So this Youtube video has been around for a while now Veritasium Hydrodynamic levitation! .
Also these questions Fluid Mechanics explanation of an object levitated next to an air jet and Explain hydrodynamic Levitation may be related.
Description
To avoid rot links and people that do not want to see the video, I'll try to explain the phenomena.
You have a sphere and a water jet. The water jet is vertical (velocity goes against gravity), and touches the sphere almost tangentially. The ball not only rotates due to the water jet but also stays at constant height from the ground. The angular velocity can be defined in the direction of the cross product between the position of the contact point between the jet and the sphere (origin in the center of the sphere) and the direction of the jet. Some water drops fly away at the top of the sphere away from the jet. The whole system seems stationary, as long as the water flow is the same the height and frequency seem to stay constant.
Suggestions
Derek clearly states it is not about Bernoulli principle, as in this case the ball rotation is important.

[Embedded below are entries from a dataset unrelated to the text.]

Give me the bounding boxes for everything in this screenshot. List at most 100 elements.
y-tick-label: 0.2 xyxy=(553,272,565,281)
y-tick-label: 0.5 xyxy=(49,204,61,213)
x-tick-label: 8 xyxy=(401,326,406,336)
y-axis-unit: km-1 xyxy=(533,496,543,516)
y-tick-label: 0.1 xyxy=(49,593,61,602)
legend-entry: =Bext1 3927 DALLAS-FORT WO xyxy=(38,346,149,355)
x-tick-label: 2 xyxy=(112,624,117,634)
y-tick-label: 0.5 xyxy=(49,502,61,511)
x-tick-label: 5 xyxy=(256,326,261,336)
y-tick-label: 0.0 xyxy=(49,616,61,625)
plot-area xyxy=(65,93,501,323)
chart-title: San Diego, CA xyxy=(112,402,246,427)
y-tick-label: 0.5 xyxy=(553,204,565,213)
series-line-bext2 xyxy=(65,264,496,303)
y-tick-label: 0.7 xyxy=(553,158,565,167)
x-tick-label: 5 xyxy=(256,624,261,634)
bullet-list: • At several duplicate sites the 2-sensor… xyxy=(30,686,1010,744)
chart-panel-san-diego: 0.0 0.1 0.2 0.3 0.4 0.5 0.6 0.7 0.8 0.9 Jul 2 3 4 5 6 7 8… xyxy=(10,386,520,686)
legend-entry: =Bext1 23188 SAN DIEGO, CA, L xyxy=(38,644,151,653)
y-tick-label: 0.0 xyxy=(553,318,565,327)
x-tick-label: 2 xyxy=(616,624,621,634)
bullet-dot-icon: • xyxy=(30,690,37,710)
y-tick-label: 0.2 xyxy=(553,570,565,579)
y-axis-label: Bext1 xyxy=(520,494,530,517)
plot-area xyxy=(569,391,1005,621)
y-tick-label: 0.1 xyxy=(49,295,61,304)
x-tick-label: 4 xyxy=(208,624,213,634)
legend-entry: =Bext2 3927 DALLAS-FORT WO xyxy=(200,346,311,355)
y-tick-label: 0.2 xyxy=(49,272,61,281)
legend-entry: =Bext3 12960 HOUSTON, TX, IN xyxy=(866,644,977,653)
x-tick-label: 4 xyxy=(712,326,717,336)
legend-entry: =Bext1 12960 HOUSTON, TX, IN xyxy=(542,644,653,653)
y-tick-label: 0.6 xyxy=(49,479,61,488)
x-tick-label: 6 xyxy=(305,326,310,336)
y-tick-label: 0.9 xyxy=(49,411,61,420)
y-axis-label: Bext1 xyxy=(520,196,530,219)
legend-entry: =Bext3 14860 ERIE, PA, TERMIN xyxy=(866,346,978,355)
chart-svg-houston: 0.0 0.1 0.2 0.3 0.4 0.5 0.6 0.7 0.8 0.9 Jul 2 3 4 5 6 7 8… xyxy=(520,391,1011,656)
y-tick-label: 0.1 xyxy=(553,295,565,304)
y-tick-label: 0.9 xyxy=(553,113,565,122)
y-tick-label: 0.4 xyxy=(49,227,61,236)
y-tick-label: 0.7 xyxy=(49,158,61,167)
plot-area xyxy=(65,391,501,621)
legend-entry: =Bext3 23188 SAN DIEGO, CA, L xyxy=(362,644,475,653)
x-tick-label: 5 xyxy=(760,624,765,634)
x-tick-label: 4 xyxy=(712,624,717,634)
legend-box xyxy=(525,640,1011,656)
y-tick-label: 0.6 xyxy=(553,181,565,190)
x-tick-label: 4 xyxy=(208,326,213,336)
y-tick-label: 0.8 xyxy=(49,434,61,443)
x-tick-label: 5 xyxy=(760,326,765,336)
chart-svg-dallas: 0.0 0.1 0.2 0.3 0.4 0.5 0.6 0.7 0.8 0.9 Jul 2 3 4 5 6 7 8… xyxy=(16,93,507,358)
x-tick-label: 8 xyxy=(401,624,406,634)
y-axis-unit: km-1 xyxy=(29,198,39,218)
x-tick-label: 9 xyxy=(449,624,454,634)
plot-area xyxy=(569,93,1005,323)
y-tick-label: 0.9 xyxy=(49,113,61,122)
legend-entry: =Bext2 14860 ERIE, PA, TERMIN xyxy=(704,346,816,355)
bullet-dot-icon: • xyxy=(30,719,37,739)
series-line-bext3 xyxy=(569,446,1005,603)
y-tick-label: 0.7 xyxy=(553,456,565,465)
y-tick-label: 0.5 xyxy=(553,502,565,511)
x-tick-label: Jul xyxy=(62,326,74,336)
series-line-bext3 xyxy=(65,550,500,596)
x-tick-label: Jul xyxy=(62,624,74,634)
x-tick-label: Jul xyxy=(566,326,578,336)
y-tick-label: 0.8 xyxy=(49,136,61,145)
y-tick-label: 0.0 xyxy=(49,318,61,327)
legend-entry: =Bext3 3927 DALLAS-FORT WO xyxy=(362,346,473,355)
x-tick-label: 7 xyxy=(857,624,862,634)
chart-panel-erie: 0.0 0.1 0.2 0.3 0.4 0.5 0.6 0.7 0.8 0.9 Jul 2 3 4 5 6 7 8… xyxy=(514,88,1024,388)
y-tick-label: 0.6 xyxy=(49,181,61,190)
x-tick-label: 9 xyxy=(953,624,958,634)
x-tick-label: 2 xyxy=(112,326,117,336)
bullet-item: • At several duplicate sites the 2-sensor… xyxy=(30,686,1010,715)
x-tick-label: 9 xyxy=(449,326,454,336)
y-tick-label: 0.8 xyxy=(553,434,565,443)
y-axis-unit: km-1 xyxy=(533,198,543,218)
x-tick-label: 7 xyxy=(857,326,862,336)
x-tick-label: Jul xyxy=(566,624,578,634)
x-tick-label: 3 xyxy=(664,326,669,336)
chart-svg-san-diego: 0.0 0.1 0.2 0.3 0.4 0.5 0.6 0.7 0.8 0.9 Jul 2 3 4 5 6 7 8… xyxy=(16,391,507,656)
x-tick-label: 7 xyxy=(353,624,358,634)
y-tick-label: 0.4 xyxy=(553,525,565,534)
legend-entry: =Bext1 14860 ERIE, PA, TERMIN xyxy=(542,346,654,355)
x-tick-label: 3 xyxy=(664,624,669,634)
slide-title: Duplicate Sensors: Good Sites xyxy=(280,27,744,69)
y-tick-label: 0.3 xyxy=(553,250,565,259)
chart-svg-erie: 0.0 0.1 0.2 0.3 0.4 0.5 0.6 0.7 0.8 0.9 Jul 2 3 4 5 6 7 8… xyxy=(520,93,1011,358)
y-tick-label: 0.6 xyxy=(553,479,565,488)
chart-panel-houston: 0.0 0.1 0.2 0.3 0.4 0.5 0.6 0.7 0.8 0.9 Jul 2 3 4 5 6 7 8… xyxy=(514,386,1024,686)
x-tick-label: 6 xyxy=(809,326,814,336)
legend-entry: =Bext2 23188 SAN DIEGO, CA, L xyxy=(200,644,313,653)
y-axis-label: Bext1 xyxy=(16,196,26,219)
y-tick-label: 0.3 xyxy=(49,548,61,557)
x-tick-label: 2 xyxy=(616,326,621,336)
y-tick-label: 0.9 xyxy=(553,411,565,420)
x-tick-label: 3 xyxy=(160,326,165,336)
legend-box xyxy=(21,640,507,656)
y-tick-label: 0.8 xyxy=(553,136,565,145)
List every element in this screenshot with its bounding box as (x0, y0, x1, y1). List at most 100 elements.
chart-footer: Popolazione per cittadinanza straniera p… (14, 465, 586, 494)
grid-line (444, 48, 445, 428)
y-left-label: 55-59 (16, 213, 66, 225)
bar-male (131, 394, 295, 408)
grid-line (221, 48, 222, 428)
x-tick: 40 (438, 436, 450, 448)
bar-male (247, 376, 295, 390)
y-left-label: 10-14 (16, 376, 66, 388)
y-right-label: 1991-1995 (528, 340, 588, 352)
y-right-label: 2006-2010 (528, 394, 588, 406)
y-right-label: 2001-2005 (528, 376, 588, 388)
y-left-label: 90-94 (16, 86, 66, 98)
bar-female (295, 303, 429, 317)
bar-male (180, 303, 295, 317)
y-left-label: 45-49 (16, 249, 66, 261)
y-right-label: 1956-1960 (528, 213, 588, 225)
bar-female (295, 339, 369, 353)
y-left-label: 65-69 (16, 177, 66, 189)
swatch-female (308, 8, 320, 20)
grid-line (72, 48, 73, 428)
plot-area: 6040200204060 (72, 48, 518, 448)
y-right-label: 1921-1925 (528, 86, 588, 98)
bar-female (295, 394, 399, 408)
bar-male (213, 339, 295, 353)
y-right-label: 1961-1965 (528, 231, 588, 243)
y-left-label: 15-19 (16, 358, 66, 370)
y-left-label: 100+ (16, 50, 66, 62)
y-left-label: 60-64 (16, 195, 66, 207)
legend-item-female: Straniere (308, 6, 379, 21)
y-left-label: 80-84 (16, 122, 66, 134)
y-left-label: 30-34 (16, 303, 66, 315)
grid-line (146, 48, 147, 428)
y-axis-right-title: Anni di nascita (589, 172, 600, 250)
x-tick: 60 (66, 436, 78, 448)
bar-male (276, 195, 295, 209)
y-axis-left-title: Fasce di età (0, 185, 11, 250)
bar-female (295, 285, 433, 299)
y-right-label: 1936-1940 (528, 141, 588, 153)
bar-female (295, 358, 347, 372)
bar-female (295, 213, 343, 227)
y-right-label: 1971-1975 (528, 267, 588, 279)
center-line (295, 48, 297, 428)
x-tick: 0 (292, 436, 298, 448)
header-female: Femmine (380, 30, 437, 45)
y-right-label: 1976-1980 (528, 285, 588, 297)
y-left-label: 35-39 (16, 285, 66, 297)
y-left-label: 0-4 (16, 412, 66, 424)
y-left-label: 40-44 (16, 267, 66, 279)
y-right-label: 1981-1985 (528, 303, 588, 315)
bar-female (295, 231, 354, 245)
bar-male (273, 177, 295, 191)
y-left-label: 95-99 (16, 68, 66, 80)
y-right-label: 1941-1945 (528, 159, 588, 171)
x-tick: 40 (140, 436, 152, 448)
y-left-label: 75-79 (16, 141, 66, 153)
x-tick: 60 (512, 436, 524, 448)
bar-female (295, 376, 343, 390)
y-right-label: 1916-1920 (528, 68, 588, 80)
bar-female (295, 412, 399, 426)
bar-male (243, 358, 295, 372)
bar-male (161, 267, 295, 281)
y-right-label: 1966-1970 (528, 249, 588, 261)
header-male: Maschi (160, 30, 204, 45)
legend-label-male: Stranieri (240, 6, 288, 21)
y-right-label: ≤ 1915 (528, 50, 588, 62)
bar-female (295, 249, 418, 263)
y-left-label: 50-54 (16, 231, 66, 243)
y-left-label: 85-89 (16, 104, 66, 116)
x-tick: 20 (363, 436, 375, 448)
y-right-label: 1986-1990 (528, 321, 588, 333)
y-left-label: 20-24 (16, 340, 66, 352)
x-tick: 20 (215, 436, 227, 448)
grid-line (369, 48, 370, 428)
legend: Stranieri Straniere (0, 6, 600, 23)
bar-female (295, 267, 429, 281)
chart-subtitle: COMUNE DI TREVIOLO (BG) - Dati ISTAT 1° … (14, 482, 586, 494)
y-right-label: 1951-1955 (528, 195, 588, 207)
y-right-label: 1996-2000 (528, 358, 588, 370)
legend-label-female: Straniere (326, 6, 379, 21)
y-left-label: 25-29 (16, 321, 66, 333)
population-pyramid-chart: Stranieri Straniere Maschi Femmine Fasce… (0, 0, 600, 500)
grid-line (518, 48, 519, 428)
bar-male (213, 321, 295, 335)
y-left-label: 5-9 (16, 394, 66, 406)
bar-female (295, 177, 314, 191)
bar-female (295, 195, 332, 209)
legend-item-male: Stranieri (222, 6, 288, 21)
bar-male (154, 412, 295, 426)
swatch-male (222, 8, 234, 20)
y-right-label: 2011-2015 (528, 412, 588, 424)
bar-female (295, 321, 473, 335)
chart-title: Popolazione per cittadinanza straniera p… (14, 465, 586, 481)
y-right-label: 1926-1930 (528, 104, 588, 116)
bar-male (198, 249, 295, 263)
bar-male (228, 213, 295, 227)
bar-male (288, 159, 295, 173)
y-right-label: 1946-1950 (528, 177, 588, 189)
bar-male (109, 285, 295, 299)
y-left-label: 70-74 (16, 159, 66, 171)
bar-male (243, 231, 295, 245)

There seems to be two explanations "water adhere to the sphere and is ejected conserving horizontal momentum" and "Magnus effect" (ME). The later is not so obvious to me as the system is at rest with respect to still air and there are two fluids, water and air, (does ME means air pushes the ball horizontally?).
Note that Coandă effect (another usual solution) is the typical hairdryer ping-pong ball levitation demo which is explained by Bernoulli's principle so I am not sure if it works as a satisfactory answer.
Doubts
Has any recent paper/videos discussed what happens if you do the same experiment with hydrophobic spheres? Can it be predicted with laminar flow theories or does it need turbulence? Would this phenomena occur without air for example?
Too many questions have been posed, but not so many responses on the internet yet.
I just wanted to know if any standard hydrodynamic formalism has been developed to model this phenomena or at least if there has been some experimental characterization of the phenomena (any study of the link between friction, density, frequency, height, radius, and so on).